Курортный сезон еще не начался, поезда шли полупустые, и, как и рассчитывал Климов, он оказался в купе один. Он сидел в международном купе, в кресле, обитом красным бархатом, курил дорогую папиросу «Жемчужина Крыма» и представлялся себе красивым молодым наследником большого состояния, решившим съездить на юг проветриться, поскучать под шум моря. Мимо окна вагона промелькнуло здание литографии, в которой только полтора года назад работал простой рабочий Климов.

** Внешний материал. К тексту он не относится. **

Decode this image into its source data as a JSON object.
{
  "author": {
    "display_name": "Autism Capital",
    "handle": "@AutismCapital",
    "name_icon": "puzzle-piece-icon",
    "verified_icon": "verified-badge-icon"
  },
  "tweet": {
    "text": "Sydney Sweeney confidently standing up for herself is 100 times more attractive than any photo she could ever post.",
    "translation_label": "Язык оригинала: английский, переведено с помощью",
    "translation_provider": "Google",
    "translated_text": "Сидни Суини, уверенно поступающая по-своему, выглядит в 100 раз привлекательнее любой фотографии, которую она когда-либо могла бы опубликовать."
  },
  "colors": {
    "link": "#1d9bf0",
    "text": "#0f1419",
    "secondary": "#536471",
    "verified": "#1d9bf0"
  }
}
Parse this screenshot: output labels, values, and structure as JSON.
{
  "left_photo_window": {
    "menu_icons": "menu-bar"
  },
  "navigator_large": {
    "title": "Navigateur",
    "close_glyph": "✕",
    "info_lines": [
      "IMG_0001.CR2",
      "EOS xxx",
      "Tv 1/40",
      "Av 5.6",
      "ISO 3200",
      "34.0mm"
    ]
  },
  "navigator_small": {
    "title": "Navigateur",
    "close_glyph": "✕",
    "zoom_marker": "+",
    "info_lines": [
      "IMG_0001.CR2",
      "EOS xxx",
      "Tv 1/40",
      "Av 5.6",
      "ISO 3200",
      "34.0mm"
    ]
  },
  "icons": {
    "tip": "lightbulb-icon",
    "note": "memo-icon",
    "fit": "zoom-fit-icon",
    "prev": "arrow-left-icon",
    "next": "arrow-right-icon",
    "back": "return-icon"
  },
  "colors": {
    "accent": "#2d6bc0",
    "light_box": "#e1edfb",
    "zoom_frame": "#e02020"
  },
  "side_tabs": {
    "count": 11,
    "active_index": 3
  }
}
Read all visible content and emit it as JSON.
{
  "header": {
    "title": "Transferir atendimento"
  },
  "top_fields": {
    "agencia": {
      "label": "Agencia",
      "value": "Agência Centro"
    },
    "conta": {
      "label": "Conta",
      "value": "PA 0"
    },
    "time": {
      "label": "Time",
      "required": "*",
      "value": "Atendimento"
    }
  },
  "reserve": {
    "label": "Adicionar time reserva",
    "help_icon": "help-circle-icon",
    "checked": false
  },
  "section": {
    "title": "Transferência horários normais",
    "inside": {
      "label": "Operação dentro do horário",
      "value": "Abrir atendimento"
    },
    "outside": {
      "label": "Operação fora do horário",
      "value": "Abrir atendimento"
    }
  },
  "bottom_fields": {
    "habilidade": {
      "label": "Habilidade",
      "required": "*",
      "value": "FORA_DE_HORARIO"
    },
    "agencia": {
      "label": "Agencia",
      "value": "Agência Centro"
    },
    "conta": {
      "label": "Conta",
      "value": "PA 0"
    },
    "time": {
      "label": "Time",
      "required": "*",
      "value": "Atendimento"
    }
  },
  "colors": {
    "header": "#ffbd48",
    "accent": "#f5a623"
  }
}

И снова вспомнил молодой наследник большого состояния о старике литографе, вспомнил его потертый костюм и залатанные локти и подумал, что если даже случайно старик и видит проносящийся мимо поезд, то уж наверно не придет ему в голову, что в международном вагоне сидит и покуривает элегантный молодой человек, которого когда-то он обучал тайнам литографского искусства.

От Севастополя до Ялты Климов доехал на частной машине. Он со скучающим лидом посматривал на море и на скалы, на Байдарские ворота и на Ласточкино гнездо. Шофер, казалось Климову, думает, что вот человек, которого ничем не удивишь. Небось по заграницам катается. И поглядывал шофер на своего пассажира, как казалось Климову, с почтительностью и уважением.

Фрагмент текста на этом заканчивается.